2006-10-20 Thread DAve

DAve wrote:

Efren Bravo wrote:

Hi,

Accidentally I've created a file called -exclude
and now I cann't delete it.

I tried with:

rm -exclude and rm *exclude but it returns this:

rm: illegal option -- -
usage: rm [-f | -i] [-dIPRrvW] file ...
   unlink file

How can I delete it?


You have probably found that anything you try errors because the shell 
thinks -e is a switch. The easiest way is to find the files inode number 
and delete the file using that.


director# ls -i
107008 .bash_history107760 .login   107759 .mail_aliases 
107764 .profile 107765 .shrc
107758 .cshrc   107761 .login_conf  107762 .mailrc 107763 
.rhosts


then use find to remove the file.

director# find . -inum 107763 -exec rm -i {} \;
remove ./.rhosts? y

This works for all manner of funky file names. I had done that many 
times before, generally from not reading man pages and passing switches 
to programs that didn't expect it, or by piping commands incorrectly.


DAve


Chuck Swiger wrote:
 On Oct 20, 2006, at 9:21 AM, Efren Bravo wrote:
 Accidentally I've created a file called -exclude
 and now I cann't delete it.

 Try:

   rm -- -exclude


See, just like I said. I got into trouble a long time ago by not reading 
man pages, and discovered I could delete by inode. I've done it that way 
from habit since.


*Had I read the man pages back then* I would have known about rm -- ;^)

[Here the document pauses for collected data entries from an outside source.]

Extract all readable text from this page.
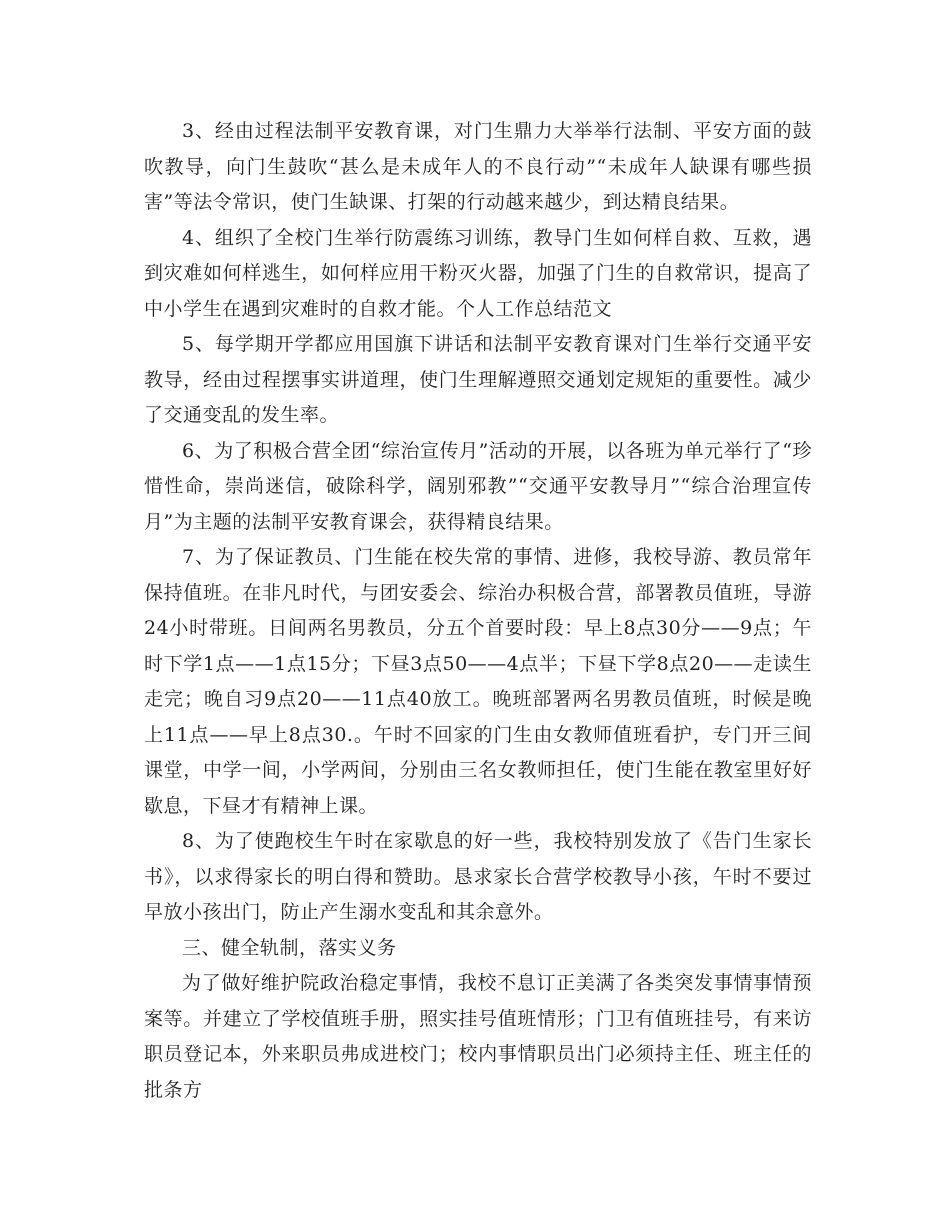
3、经由过程法制平安教育课，对门生鼎力大举举行法制、平安方面的鼓吹教导，向门生鼓吹“甚么是未成年人的不良行动”“未成年人缺课有哪些损害”等法令常识，使门生缺课、打架的行动越来越少，到达精良结果。

4、组织了全校门生举行防震练习训练，教导门生如何样自救、互救，遇到灾难如何样逃生，如何样应用干粉灭火器，加强了门生的自救常识，提高了中小学生在遇到灾难时的自救才能。个人工作总结范文

5、每学期开学都应用国旗下讲话和法制平安教育课对门生举行交通平安教导，经由过程摆事实讲道理，使门生理解遵照交通划定规矩的重要性。减少了交通变乱的发生率。

6、为了积极合营全团“综治宣传月”活动的开展，以各班为单元举行了“珍惜性命，崇尚迷信，破除科学，阔别邪教”“交通平安教导月”“综合治理宣传月”为主题的法制平安教育课会，获得精良结果。

7、为了保证教员、门生能在校失常的事情、进修，我校导游、教员常年保持值班。在非凡时代，与团安委会、综治办积极合营，部署教员值班，导游24小时带班。日间两名男教员，分五个首要时段：早上8点30分——9点；午时下学1点——1点15分；下昼3点50——4点半；下昼下学8点20——走读生走完；晚自习9点20——11点40放工。晚班部署两名男教员值班，时候是晚上11点——早上8点30.。午时不回家的门生由女教师值班看护，专门开三间课堂，中学一间，小学两间，分别由三名女教师担任，使门生能在教室里好好歇息，下昼才有精神上课。

8、为了使跑校生午时在家歇息的好一些，我校特别发放了《告门生家长书》，以求得家长的明白得和赞助。恳求家长合营学校教导小孩，午时不要过早放小孩出门，防止产生溺水变乱和其余意外。

三、健全轨制，落实义务

为了做好维护院政治稳定事情，我校不息订正美满了各类突发事情事情预案等。并建立了学校值班手册，照实挂号值班情形；门卫有值班挂号，有来访职员登记本，外来职员弗成进校门；校内事情职员出门必须持主任、班主任的批条方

I read all manner of man pages, README, CHANGES, and INSTALL docs now 
before I do anything new. John Polstra from SeaBug gently chided me into 
that habit until I caught on.


DAve

--
Three years now I've asked Google why they don't have a
logo change for Memorial Day. Why do they choose to do logos
for other non-international holidays, but nothing for
Veterans?

Maybe they forgot who made that choice possible.